More information on each scenario can be found in the appendix to this document.
You have been given the choice of any one of the above scenarios as your project. Your task is to produce a model that possesses predictive capacity with regards to the response variable within the dataset. Where possible, you will also provide insight into the feature importance with regards to the predictive capacity of your model.
All three datasets have been cleaned and are ready for use, however you may still wish to conduct some data preparation and/or transformation so that the data is in an appropriate condition and format for the analysis methods that you wish to use. You may choose to use any methods you wish to tackle the chosen problem; however, you must justify the use of your approach.

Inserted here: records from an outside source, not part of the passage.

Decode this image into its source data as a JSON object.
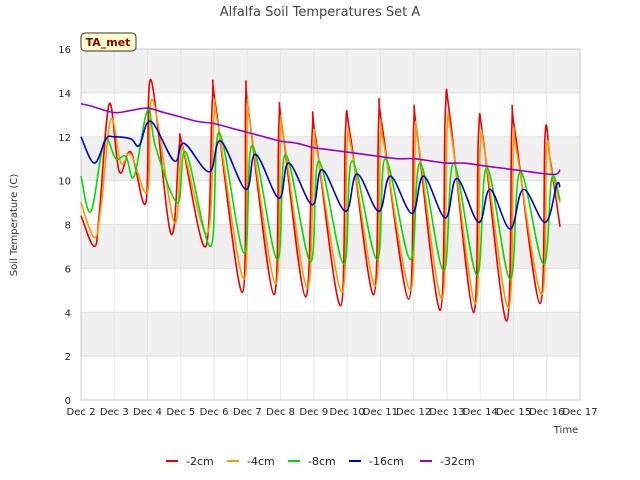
{
  "chart_data": {
    "type": "line",
    "title": "Alfalfa Soil Temperatures Set A",
    "xlabel": "Time",
    "ylabel": "Soil Temperature (C)",
    "tag": "TA_met",
    "xlim": [
      2,
      17
    ],
    "ylim": [
      0,
      16
    ],
    "x_ticks": [
      2,
      3,
      4,
      5,
      6,
      7,
      8,
      9,
      10,
      11,
      12,
      13,
      14,
      15,
      16,
      17
    ],
    "x_tick_labels": [
      "Dec 2",
      "Dec 3",
      "Dec 4",
      "Dec 5",
      "Dec 6",
      "Dec 7",
      "Dec 8",
      "Dec 9",
      "Dec 10",
      "Dec 11",
      "Dec 12",
      "Dec 13",
      "Dec 14",
      "Dec 15",
      "Dec 16",
      "Dec 17"
    ],
    "y_ticks": [
      0,
      2,
      4,
      6,
      8,
      10,
      12,
      14,
      16
    ],
    "y_tick_labels": [
      "0",
      "2",
      "4",
      "6",
      "8",
      "10",
      "12",
      "14",
      "16"
    ],
    "grid": true,
    "legend_position": "bottom",
    "series": [
      {
        "name": "-2cm",
        "color": "#ee0000",
        "x": [
          2.0,
          2.4,
          2.55,
          2.85,
          3.15,
          3.5,
          3.95,
          4.1,
          4.7,
          4.95,
          5.05,
          5.75,
          5.95,
          6.05,
          6.85,
          6.95,
          7.05,
          7.8,
          7.95,
          8.05,
          8.75,
          8.95,
          9.05,
          9.8,
          9.95,
          10.1,
          10.8,
          10.95,
          11.05,
          11.85,
          12.0,
          12.1,
          12.8,
          12.95,
          13.1,
          13.8,
          13.95,
          14.1,
          14.8,
          14.95,
          15.05,
          15.8,
          15.95,
          16.1,
          16.4
        ],
        "y": [
          8.4,
          7.0,
          8.5,
          13.5,
          10.4,
          11.3,
          9.0,
          14.6,
          7.6,
          11.5,
          11.6,
          7.0,
          13.7,
          13.4,
          4.9,
          13.7,
          13.0,
          4.8,
          12.6,
          12.4,
          4.7,
          12.2,
          12.0,
          4.3,
          12.3,
          12.0,
          4.8,
          12.8,
          12.5,
          4.6,
          12.5,
          12.2,
          4.1,
          13.1,
          12.8,
          4.0,
          12.1,
          11.8,
          3.6,
          12.4,
          12.2,
          4.4,
          12.1,
          11.0,
          7.9
        ]
      },
      {
        "name": "-4cm",
        "color": "#ff9900",
        "x": [
          2.0,
          2.4,
          2.6,
          2.9,
          3.2,
          3.5,
          4.0,
          4.15,
          4.8,
          5.0,
          5.1,
          5.8,
          6.0,
          6.1,
          6.9,
          7.0,
          7.1,
          7.85,
          8.0,
          8.1,
          8.8,
          9.0,
          9.1,
          9.85,
          10.0,
          10.15,
          10.85,
          11.0,
          11.1,
          11.9,
          12.05,
          12.15,
          12.85,
          13.0,
          13.15,
          13.85,
          14.0,
          14.15,
          14.85,
          15.0,
          15.1,
          15.85,
          16.0,
          16.15,
          16.4
        ],
        "y": [
          9.0,
          7.4,
          8.8,
          12.8,
          10.8,
          11.2,
          9.5,
          13.7,
          8.1,
          11.2,
          11.3,
          7.6,
          13.0,
          12.7,
          5.5,
          13.0,
          12.4,
          5.3,
          12.2,
          11.9,
          5.1,
          11.6,
          11.3,
          4.9,
          11.6,
          11.3,
          5.2,
          12.0,
          11.7,
          5.0,
          11.9,
          11.6,
          4.6,
          12.2,
          11.9,
          4.4,
          11.5,
          11.2,
          4.2,
          11.6,
          11.3,
          4.8,
          11.5,
          10.4,
          9.0
        ]
      },
      {
        "name": "-8cm",
        "color": "#00dd00",
        "x": [
          2.0,
          2.3,
          2.7,
          3.05,
          3.35,
          3.6,
          4.0,
          4.25,
          4.9,
          5.15,
          5.9,
          6.15,
          6.9,
          7.15,
          7.9,
          8.15,
          8.9,
          9.15,
          9.9,
          10.15,
          10.9,
          11.15,
          11.9,
          12.2,
          12.9,
          13.2,
          13.9,
          14.2,
          14.9,
          15.2,
          15.9,
          16.15,
          16.4
        ],
        "y": [
          10.2,
          8.6,
          11.8,
          11.0,
          11.1,
          10.2,
          13.2,
          11.5,
          9.0,
          11.3,
          7.0,
          12.2,
          6.7,
          11.6,
          6.4,
          11.2,
          6.3,
          10.9,
          6.2,
          10.9,
          6.4,
          11.0,
          6.4,
          10.8,
          5.9,
          10.8,
          5.7,
          10.6,
          5.5,
          10.4,
          6.2,
          10.1,
          9.1
        ]
      },
      {
        "name": "-16cm",
        "color": "#0000cc",
        "x": [
          2.0,
          2.4,
          2.75,
          3.0,
          3.5,
          3.75,
          4.1,
          4.8,
          5.1,
          5.85,
          6.2,
          6.95,
          7.25,
          7.95,
          8.25,
          8.95,
          9.25,
          9.95,
          10.3,
          10.95,
          11.3,
          11.95,
          12.3,
          12.95,
          13.3,
          13.95,
          14.3,
          14.9,
          15.3,
          15.95,
          16.3,
          16.4
        ],
        "y": [
          12.0,
          10.8,
          11.9,
          12.0,
          11.9,
          11.6,
          12.7,
          10.9,
          11.7,
          10.4,
          11.8,
          9.6,
          11.2,
          9.2,
          10.8,
          8.9,
          10.5,
          8.6,
          10.3,
          8.6,
          10.2,
          8.5,
          10.2,
          8.3,
          10.1,
          8.1,
          9.6,
          7.8,
          9.6,
          8.1,
          9.8,
          9.7
        ]
      },
      {
        "name": "-32cm",
        "color": "#9900cc",
        "x": [
          2.0,
          2.3,
          3.0,
          3.5,
          4.0,
          4.5,
          5.0,
          5.5,
          6.0,
          6.5,
          7.0,
          7.5,
          8.0,
          8.5,
          9.0,
          9.5,
          10.0,
          10.5,
          11.0,
          11.5,
          12.0,
          12.5,
          13.0,
          13.5,
          14.0,
          14.5,
          15.0,
          15.5,
          16.0,
          16.3,
          16.4
        ],
        "y": [
          13.5,
          13.4,
          13.1,
          13.2,
          13.3,
          13.1,
          12.9,
          12.7,
          12.6,
          12.4,
          12.2,
          12.0,
          11.8,
          11.7,
          11.5,
          11.4,
          11.3,
          11.2,
          11.1,
          11.0,
          11.0,
          10.9,
          10.8,
          10.8,
          10.7,
          10.6,
          10.5,
          10.4,
          10.3,
          10.3,
          10.5
        ]
      }
    ]
  }
}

The key components of this task that you must complete are:
• Explore the data so that you understand the structure, characteristics and limitations of the dataset.
• Identify the forms of analysis that will be able to produce a successful outcome for the scenario. Ensure that the chosen method(s) are suitable for use on the dataset that you have chosen to use, and justify the use of your chosen approach.
• Process the data into a condition suitable for the model building to be performed, including the selection of features to be used within the model.
• Build a model that allows for the response variable in the dataset to be predicted.
• Evaluate the capabilities of the model that has been developed, using at least metrics.
• Present and describe your findings in a manner suitable for the target audience.
• Critically evaluate the process and discuss the outcome of the project.
All of the above stages should be documented within the report, while all of the decisions that have been made throughout the process should be discussed and justified.
Learning Outcome 1: Demonstrate critical understanding of foundations and principles of data science
Learning Outcome 2: Demonstrate deep knowledge of fundamental statistical methods, techniques and applications in data science.
Learning Outcome 3: Critically assess, select, and apply data collection and cleaning, visualization, statistical inference, predictive modelling, and decision making for statistical analysis in the context of applied data analysis problems.
Learning Outcome 4: Critically evaluate the choice of data science techniques and tools for particular scenarios.
Learning Outcome 5: Build a critical awareness of professional, legal, cultural and ethical issues surrounding analysis, exploration, protection and dissemination in the context of your role as a data scientist.
• AO1: Demonstrate a robust theoretical knowledge of data science tools, techniques and approaches required to appropriately select and apply suitable methods to achieve a specific aim
• AO2: Demonstrate an ability to effectively explore a dataset, and process that dataset into a condition fit for a particular use.
• AO3: Demonstrate technical proficiency in the application of data science methods, tools, and techniques, including the practical appraisal of their success through appropriate means
• AO4: Communication of findings in an effective manner, using language, figures and visualizations appropriate for the intended audience
• AO5: Evaluate the success of the project through critical reflection, drawing particular emphasis to lessons learned and reasons behind the success - or otherwise - of the project.
• AO6: Achieve a high standard of presentation, including the structure and format of the report, the standard of spelling and grammar within, and the correct use of referencing throughout.